In my opinion, the method of computing consumer inflation used by the government in the mid 1980s provides a more realistic measure of inflation actually experienced by typical consumers than does the method used currently by the government. The Shadowstat inflation numbers are based on the 1980's method. By "lower middle class" I mean the bottom 50% of the middle class as defined in the many graphs and statistics posted here on ET. I don't identify with either major political party nor with far-left or far-right politics. I am fiercely independent in my political views.
The answer is likely on the internet. Try a Google search.

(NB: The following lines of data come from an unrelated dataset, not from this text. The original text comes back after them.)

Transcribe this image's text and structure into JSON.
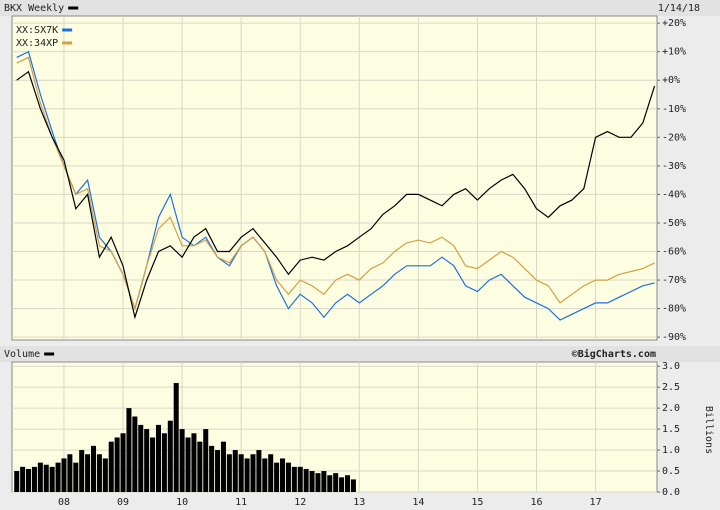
{
  "chart_data": [
    {
      "type": "line",
      "title": "BKX Weekly",
      "date": "1/14/18",
      "x": [
        2007.2,
        2007.4,
        2007.6,
        2007.8,
        2008.0,
        2008.2,
        2008.4,
        2008.6,
        2008.8,
        2009.0,
        2009.2,
        2009.4,
        2009.6,
        2009.8,
        2010.0,
        2010.2,
        2010.4,
        2010.6,
        2010.8,
        2011.0,
        2011.2,
        2011.4,
        2011.6,
        2011.8,
        2012.0,
        2012.2,
        2012.4,
        2012.6,
        2012.8,
        2013.0,
        2013.2,
        2013.4,
        2013.6,
        2013.8,
        2014.0,
        2014.2,
        2014.4,
        2014.6,
        2014.8,
        2015.0,
        2015.2,
        2015.4,
        2015.6,
        2015.8,
        2016.0,
        2016.2,
        2016.4,
        2016.6,
        2016.8,
        2017.0,
        2017.2,
        2017.4,
        2017.6,
        2017.8,
        2018.0
      ],
      "series": [
        {
          "name": "XX:SX7K",
          "color": "#1e6fe0",
          "values": [
            8,
            10,
            -5,
            -18,
            -30,
            -40,
            -35,
            -55,
            -60,
            -68,
            -80,
            -65,
            -48,
            -40,
            -55,
            -58,
            -55,
            -62,
            -65,
            -58,
            -55,
            -60,
            -72,
            -80,
            -75,
            -78,
            -83,
            -78,
            -75,
            -78,
            -75,
            -72,
            -68,
            -65,
            -65,
            -65,
            -62,
            -65,
            -72,
            -74,
            -70,
            -68,
            -72,
            -76,
            -78,
            -80,
            -84,
            -82,
            -80,
            -78,
            -78,
            -76,
            -74,
            -72,
            -71
          ]
        },
        {
          "name": "XX:34XP",
          "color": "#d4a040",
          "values": [
            6,
            8,
            -8,
            -20,
            -30,
            -40,
            -38,
            -58,
            -60,
            -68,
            -80,
            -65,
            -52,
            -48,
            -58,
            -58,
            -56,
            -62,
            -64,
            -58,
            -55,
            -60,
            -70,
            -75,
            -70,
            -72,
            -75,
            -70,
            -68,
            -70,
            -66,
            -64,
            -60,
            -57,
            -56,
            -57,
            -55,
            -58,
            -65,
            -66,
            -63,
            -60,
            -62,
            -66,
            -70,
            -72,
            -78,
            -75,
            -72,
            -70,
            -70,
            -68,
            -67,
            -66,
            -64
          ]
        },
        {
          "name": "BKX Weekly",
          "color": "#000000",
          "values": [
            0,
            3,
            -10,
            -20,
            -28,
            -45,
            -40,
            -62,
            -55,
            -65,
            -83,
            -70,
            -60,
            -58,
            -62,
            -55,
            -52,
            -60,
            -60,
            -55,
            -52,
            -57,
            -62,
            -68,
            -63,
            -62,
            -63,
            -60,
            -58,
            -55,
            -52,
            -47,
            -44,
            -40,
            -40,
            -42,
            -44,
            -40,
            -38,
            -42,
            -38,
            -35,
            -33,
            -38,
            -45,
            -48,
            -44,
            -42,
            -38,
            -20,
            -18,
            -20,
            -20,
            -15,
            -2
          ]
        }
      ],
      "xlim": [
        2007.12,
        2018.04
      ],
      "ylim": [
        -91,
        22.5
      ],
      "yticks": [
        {
          "value": 20,
          "label": "+20%"
        },
        {
          "value": 10,
          "label": "+10%"
        },
        {
          "value": 0,
          "label": "+0%"
        },
        {
          "value": -10,
          "label": "-10%"
        },
        {
          "value": -20,
          "label": "-20%"
        },
        {
          "value": -30,
          "label": "-30%"
        },
        {
          "value": -40,
          "label": "-40%"
        },
        {
          "value": -50,
          "label": "-50%"
        },
        {
          "value": -60,
          "label": "-60%"
        },
        {
          "value": -70,
          "label": "-70%"
        },
        {
          "value": -80,
          "label": "-80%"
        },
        {
          "value": -90,
          "label": "-90%"
        }
      ],
      "grid": true
    },
    {
      "type": "bar",
      "title": "Volume",
      "source": "©BigCharts.com",
      "ylabel": "Billions",
      "color": "#000000",
      "x": [
        2007.2,
        2007.3,
        2007.4,
        2007.5,
        2007.6,
        2007.7,
        2007.8,
        2007.9,
        2008.0,
        2008.1,
        2008.2,
        2008.3,
        2008.4,
        2008.5,
        2008.6,
        2008.7,
        2008.8,
        2008.9,
        2009.0,
        2009.1,
        2009.2,
        2009.3,
        2009.4,
        2009.5,
        2009.6,
        2009.7,
        2009.8,
        2009.9,
        2010.0,
        2010.1,
        2010.2,
        2010.3,
        2010.4,
        2010.5,
        2010.6,
        2010.7,
        2010.8,
        2010.9,
        2011.0,
        2011.1,
        2011.2,
        2011.3,
        2011.4,
        2011.5,
        2011.6,
        2011.7,
        2011.8,
        2011.9,
        2012.0,
        2012.1,
        2012.2,
        2012.3,
        2012.4,
        2012.5,
        2012.6,
        2012.7,
        2012.8,
        2012.9
      ],
      "values": [
        0.5,
        0.6,
        0.55,
        0.6,
        0.7,
        0.65,
        0.6,
        0.7,
        0.8,
        0.9,
        0.7,
        1.0,
        0.9,
        1.1,
        0.9,
        0.8,
        1.2,
        1.3,
        1.4,
        2.0,
        1.8,
        1.6,
        1.5,
        1.3,
        1.6,
        1.4,
        1.7,
        2.6,
        1.5,
        1.3,
        1.4,
        1.2,
        1.5,
        1.1,
        1.0,
        1.2,
        0.9,
        1.0,
        0.9,
        0.8,
        0.9,
        1.0,
        0.8,
        0.9,
        0.7,
        0.8,
        0.7,
        0.6,
        0.6,
        0.55,
        0.5,
        0.45,
        0.5,
        0.4,
        0.45,
        0.35,
        0.4,
        0.3
      ],
      "xlim": [
        2007.12,
        2018.04
      ],
      "xticks": [
        {
          "value": 2008,
          "label": "08"
        },
        {
          "value": 2009,
          "label": "09"
        },
        {
          "value": 2010,
          "label": "10"
        },
        {
          "value": 2011,
          "label": "11"
        },
        {
          "value": 2012,
          "label": "12"
        },
        {
          "value": 2013,
          "label": "13"
        },
        {
          "value": 2014,
          "label": "14"
        },
        {
          "value": 2015,
          "label": "15"
        },
        {
          "value": 2016,
          "label": "16"
        },
        {
          "value": 2017,
          "label": "17"
        }
      ],
      "ylim": [
        0,
        3.1
      ],
      "yticks": [
        {
          "value": 0,
          "label": "0.0"
        },
        0.5,
        {
          "value": 1,
          "label": "1.0"
        },
        1.5,
        {
          "value": 2,
          "label": "2.0"
        },
        2.5,
        {
          "value": 3,
          "label": "3.0"
        }
      ],
      "grid": true
    }
  ]
}
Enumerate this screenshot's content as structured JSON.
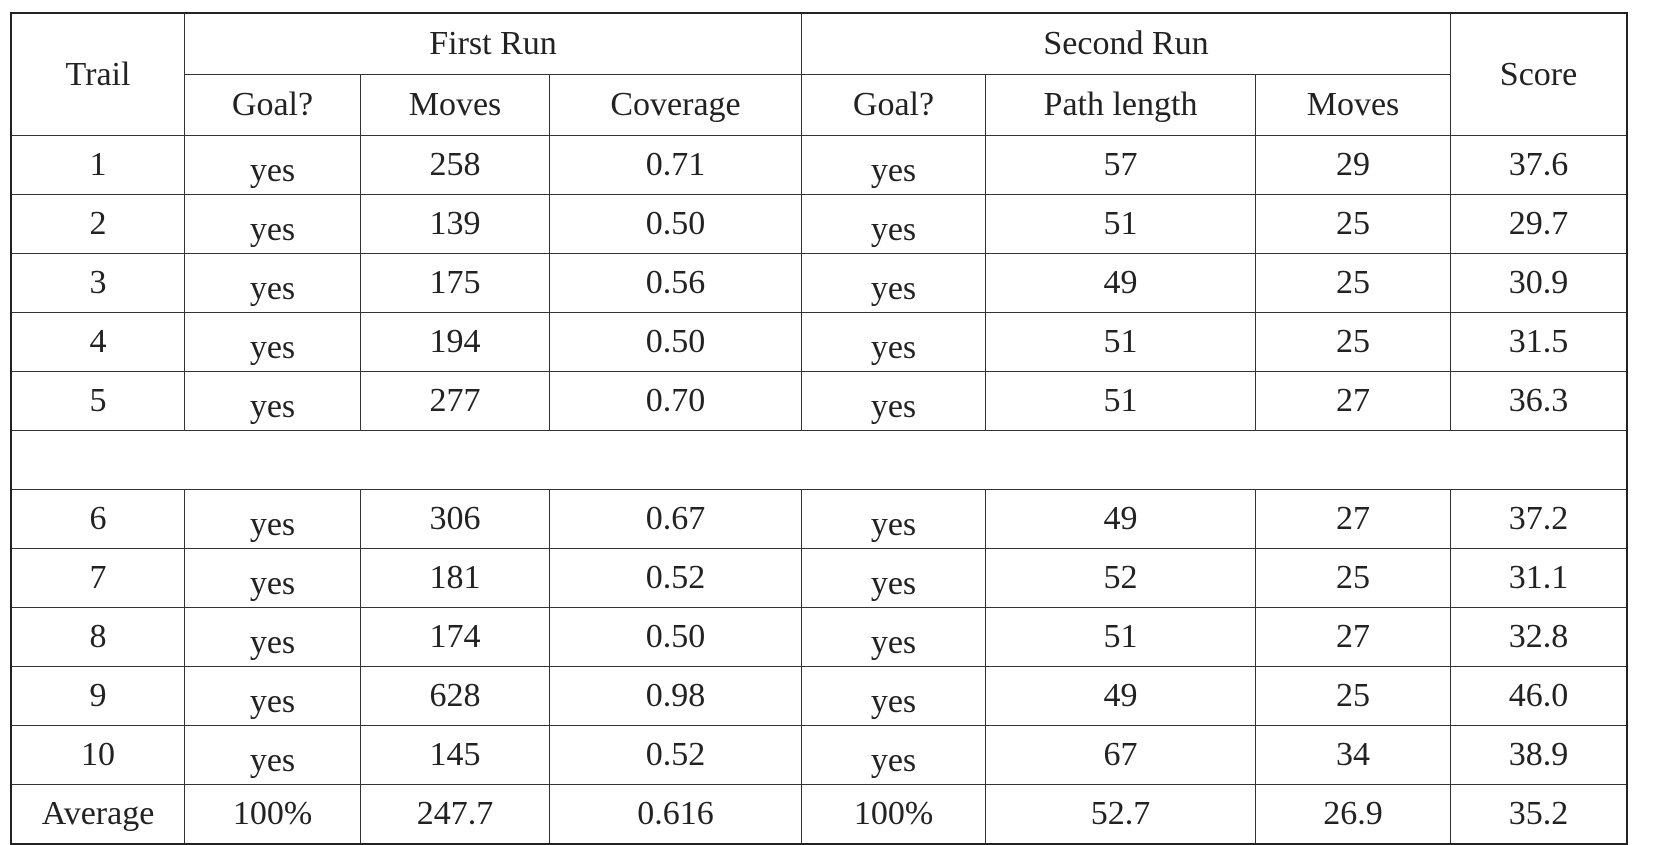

Here is what Raghuram Rajan has to say about this topic on page 25 in his book "Fault Lines." (A book I highly recommend.) ...Although the United States has led historically in the fraction of the population with high school degrees, that fraction has not increased since 1980, and other countries have caught up and surpassed the United States. Moreover, while more and more Americans in the 20-24 age group are going to college (61 percent in 2003, up from 44 percent in 1980), no doubt in part attracted by the potential boost to wages, college graduation rates have not kept pace: toomany studets like jane are dropping out of college despite an increasing college premium over time. College graduation rates for young men born in the 1970s are no higher than for men born in the 1940s --a shocking fact when one considers how much greater demand there is now for workers with college degrees. (Rajan's ref. is: Golden and Katz,"The race between Education and Technology,Pgs. 249-50, Belknap Press, Cambridge,MA, 2009.)